Их время — пусть они этого еще не понимали — ушло. Но, помимо социалистов, были и другие люди, предлагавшие обществу другие идеи. Неимоверно далекие от «общечеловеческих ценностей», борьбы классов, аграрных заморочек, а по сути, и вообще от всего земного, жутковатые своей иррациональностью, даже мистичностью, но ими же и неисповедимо привлекательные.
Первым всерьез заговорил о «высшем приоритете нации как духовного абсолюта» Николай Михновский, автор брошюры «Самостійна Україна», на рубеже XIX и XX веков легшей в основу программы Революционной украинской партии. Однако как брошюра, так и партия не вызвали в малороссийских губерниях особого интереса. И массы, считавшие себя вполне русскими, и «национально сознательная» образованщина, увлеченная в первую очередь модными социальными доктринами, а в «национальной составляющей» своей борьбы видевшая, как позже признавался Винниченко, лишь способ стать первыми на селе, идеями харьковского юриста пренебрегли. Прошли незамеченными и первые статьи Дмитрия Донцова, будущего автора культового трактата «Национализм».
Однако за пределами России, в австрийской Галиции, дело обстояло иначе. Противостояние русинов-москвофилов» с русинами-украинцами», всемерно поощряемыми Веной, уже завершалось: сила сломила солому, и чаша весов явственно склонялась на сторону вторых. Агитируемая вовсю грамотная молодежь, в основном дети униатских священников, подрастала уже в сознании своей «особости», усердно штудируя и Михновского, и Донцова. Россию, правда, еще не ненавидели, ненавидели поляков, но уже считали «не своей» и «дикой», а себя, разумеется, «эуропейцами», вполне созревшими для лидерства в собственном регионе, поначалу пускай и автономном под крышей Габсбургов. Эта молодежь охотно шла в австрийскую армию учиться военному делу, с восторгом участвовала в экспериментах Центральной Рады и Директории, а в первую очередь, конечно, в создании недолговечной Западно-Украинской Народной Республики, крах которой под ударами поляков стал для этого поколения сильнейшим ударом. Парни не сломались. Напротив, ожесточились. А Польша сделалась еще большим врагом, нежели была раньше, и всяческие разговоры о демократии и законности сошли на нет, как сущие глупости. Поколение сошлось на том, что «только мы сами и только силой». Перевести же идею в практическое русло взялся человек, которому эта непростая задача оказалась по плечу, — Евген Коновалец.

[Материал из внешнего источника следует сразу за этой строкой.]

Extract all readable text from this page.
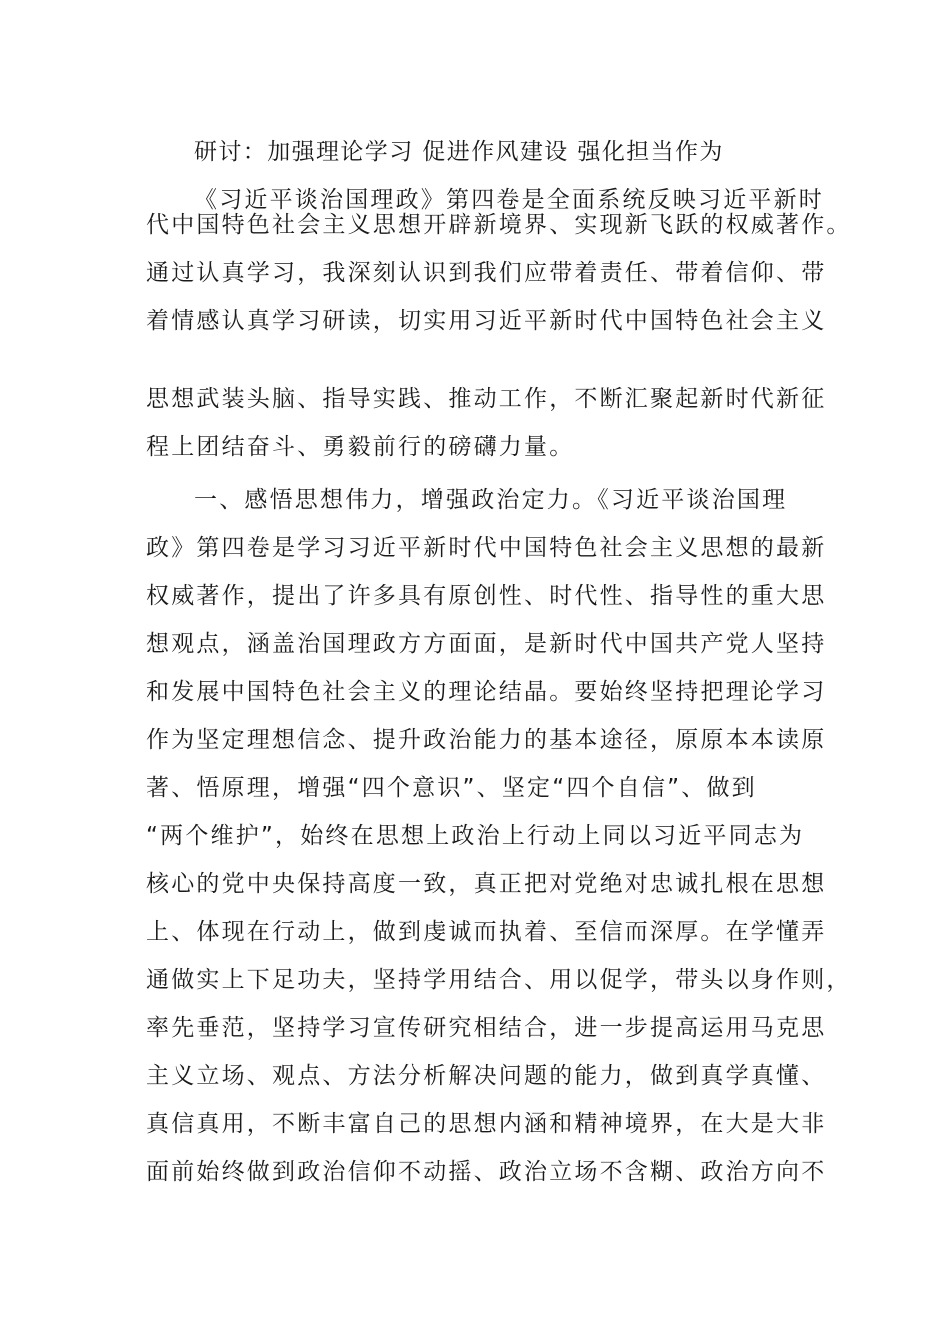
研讨：加强理论学习 促进作风建设 强化担当作为
《习近平谈治国理政》第四卷是全面系统反映习近平新时
代中国特色社会主义思想开辟新境界、实现新飞跃的权威著作。
通过认真学习，我深刻认识到我们应带着责任、带着信仰、带
着情感认真学习研读，切实用习近平新时代中国特色社会主义
思想武装头脑、指导实践、推动工作，不断汇聚起新时代新征
程上团结奋斗、勇毅前行的磅礴力量。
一、感悟思想伟力，增强政治定力。《习近平谈治国理
政》第四卷是学习习近平新时代中国特色社会主义思想的最新
权威著作，提出了许多具有原创性、时代性、指导性的重大思
想观点，涵盖治国理政方方面面，是新时代中国共产党人坚持
和发展中国特色社会主义的理论结晶。要始终坚持把理论学习
作为坚定理想信念、提升政治能力的基本途径，原原本本读原
著、悟原理，增强“四个意识”、坚定“四个自信”、做到
“两个维护”，始终在思想上政治上行动上同以习近平同志为
核心的党中央保持高度一致，真正把对党绝对忠诚扎根在思想
上、体现在行动上，做到虔诚而执着、至信而深厚。在学懂弄
通做实上下足功夫，坚持学用结合、用以促学，带头以身作则，
率先垂范，坚持学习宣传研究相结合，进一步提高运用马克思
主义立场、观点、方法分析解决问题的能力，做到真学真懂、
真信真用，不断丰富自己的思想内涵和精神境界，在大是大非
面前始终做到政治信仰不动摇、政治立场不含糊、政治方向不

Личность это была, мягко сказать, незаурядная. Естественно, отпрыск священника ГКЦ. Очень образованный (слушал лекции Грушевского), юрист, искушенный в политике (общался с национальным социалистом Иваном Франко, а с Донцовым даже дружил), он с младых ногтей крутился в студенческом движении и был абсолютным «украинцем» по взглядам. Уйдя на фронт добровольцем, выслужился там аж до капитана австрийской армии, попал в плен, позже возглавил галицких «сечевых стрельцов», самое боеспособное подразделение «армии УНР», но к Деникину вместе с Галицкой Армией не перешел, а ушел за кордон, формировать новые части для Петлюры. Когда же дело «головного отамана» оказалось проиграно окончательно, начал объединять единомышленников, оказавшихся в Польше и Чехословакии, летом 1920 года учредив на съезде в Праге Украинскую военную организацию (практически полную аналогию врангелевско-кутеповского РОВС). «Мы не побеждены! — указывалось в итоговом документе. — Война не окончена! Мы, Украинская военная организация, продолжаем ее. Проигранная в Киеве и во Львове — это еще не конец, это только эпизод, только одна из неудач на пути Украинской Национальной Революции. Победа перед нами».